Genieten van giertjes (zolang het nog kan)
• 26-07-2010
• leestijd 2 minuten
Eind juli is het voor de meeste gierzwaluwen alweer inpakken en wegwezen. U kunt getuige zijn van de zomerse exodus van tientallen gierzwaluwen. Hoe? Door iedere dag naar boven te turen en mogelijk de laatste gierzwaluw van het jaar te zien.
De gierzwaluw (Apus apus) is er een van de korte adem. Pas eind april arriveren ze uit hun overwinteringsgebieden in Afrika, broedden hier een tot twee keer, en vertrekken eind juli alweer naar het zuiden. Daarmee is het een van de soorten die het kortst van alle trekvogels in ons land verblijft. Of zouden ze gewoon stiekem hier overzomeren, terwijl ze eigenlijk in Afrika leven?
Normaal gesproken brengen gierzwaluwen een legsel per seizoen groot, maar bij gunstige omstandigheden kunnen dat er ook twee zijn. De laatste weken is het wat dat betreft ideaal weer, want door de hoge temperaturen stikt het van de insecten en daar zijn gierzwaluwen heel erg dol op. Het zou dus wel eens een heel goed gierzwaluwjaar kunnen worden.

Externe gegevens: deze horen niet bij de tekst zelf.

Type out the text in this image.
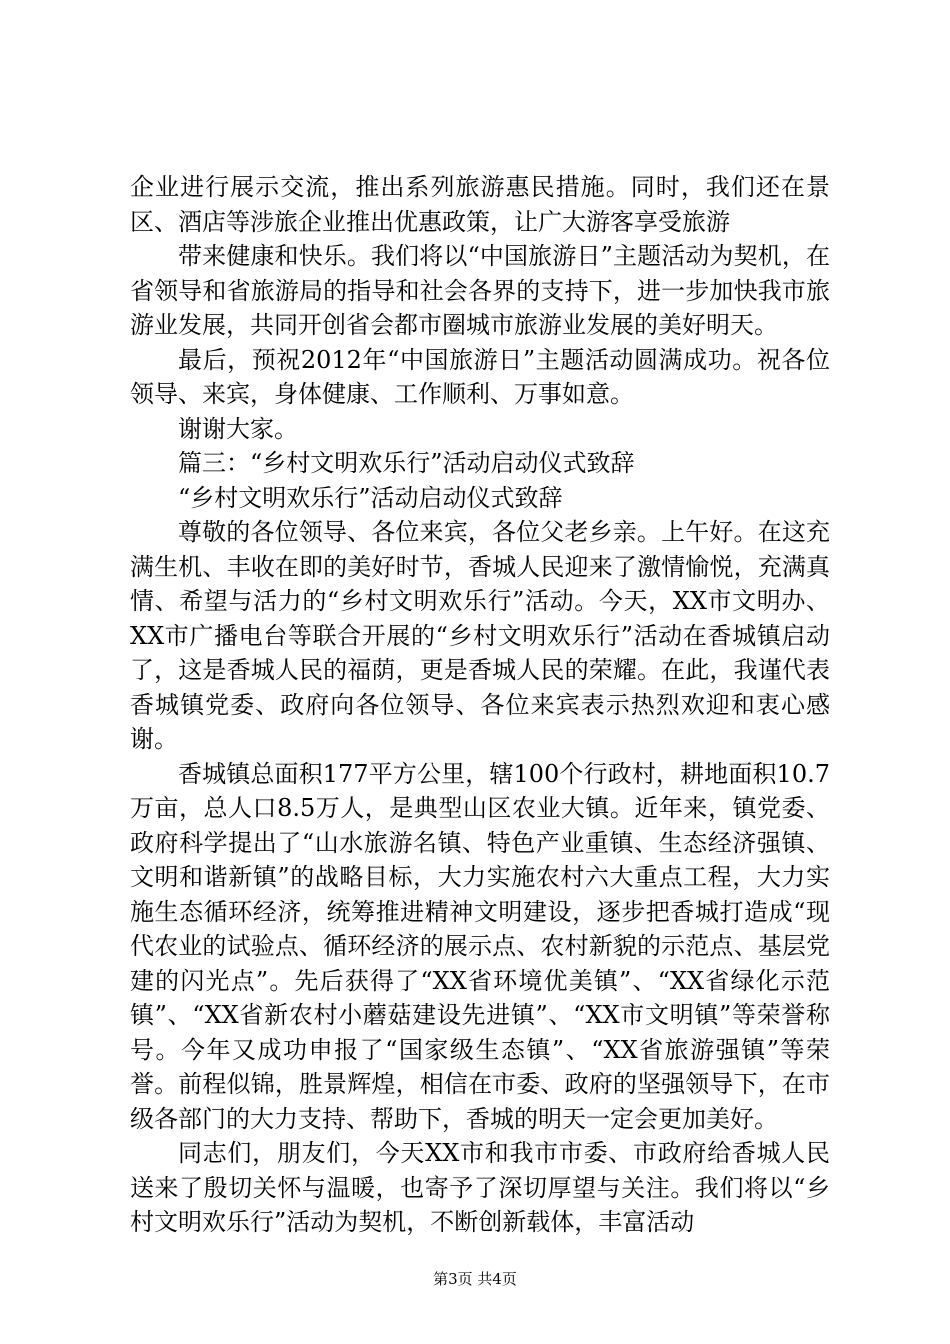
企业进行展示交流，推出系列旅游惠民措施。同时，我们还在景区、酒店等涉旅企业推出优惠政策，让广大游客享受旅游

带来健康和快乐。我们将以“中国旅游日”主题活动为契机，在省领导和省旅游局的指导和社会各界的支持下，进一步加快我市旅游业发展，共同开创省会都市圈城市旅游业发展的美好明天。

最后，预祝2012年“中国旅游日”主题活动圆满成功。祝各位领导、来宾，身体健康、工作顺利、万事如意。

谢谢大家。

篇三：“乡村文明欢乐行”活动启动仪式致辞

“乡村文明欢乐行”活动启动仪式致辞

尊敬的各位领导、各位来宾，各位父老乡亲。上午好。在这充满生机、丰收在即的美好时节，香城人民迎来了激情愉悦，充满真情、希望与活力的“乡村文明欢乐行”活动。今天，XX市文明办、XX市广播电台等联合开展的“乡村文明欢乐行”活动在香城镇启动了，这是香城人民的福荫，更是香城人民的荣耀。在此，我谨代表香城镇党委、政府向各位领导、各位来宾表示热烈欢迎和衷心感谢。

香城镇总面积177平方公里，辖100个行政村，耕地面积10.7万亩，总人口8.5万人，是典型山区农业大镇。近年来，镇党委、政府科学提出了“山水旅游名镇、特色产业重镇、生态经济强镇、文明和谐新镇”的战略目标，大力实施农村六大重点工程，大力实施生态循环经济，统筹推进精神文明建设，逐步把香城打造成“现代农业的试验点、循环经济的展示点、农村新貌的示范点、基层党建的闪光点”。先后获得了“XX省环境优美镇”、“XX省绿化示范镇”、“XX省新农村小蘑菇建设先进镇”、“XX市文明镇”等荣誉称号。今年又成功申报了“国家级生态镇”、“XX省旅游强镇”等荣誉。前程似锦，胜景辉煌，相信在市委、政府的坚强领导下，在市级各部门的大力支持、帮助下，香城的明天一定会更加美好。

同志们，朋友们，今天XX市和我市市委、市政府给香城人民送来了殷切关怀与温暖，也寄予了深切厚望与关注。我们将以“乡村文明欢乐行”活动为契机，不断创新载体，丰富活动

第3页 共4页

Het is in de straten nu een waar gierzwaluwspektakel. Kleine groepjes gierzwaluwen jakkeren al gierend met veel kabaal achter elkaar aan. Een erg fraai gezicht wat helaas alweer heel snel is afgelopen. Vanaf eind juli is het voor mij een hobby (of noem het een tic) om zo lang mogelijk iedere dag mogelijk de laatste gierzwaluw van het jaar te zien. Voor je het weet zijn ze weg en moeten we weer wachten tot volgend voorjaar. Dus dat betekent eigenlijk dat het winterhalfjaar weer is aangebroken. Brrrr, moet er nog niet aan denken…
Waar heb ik mijn handschoenen eigenlijk gelaten?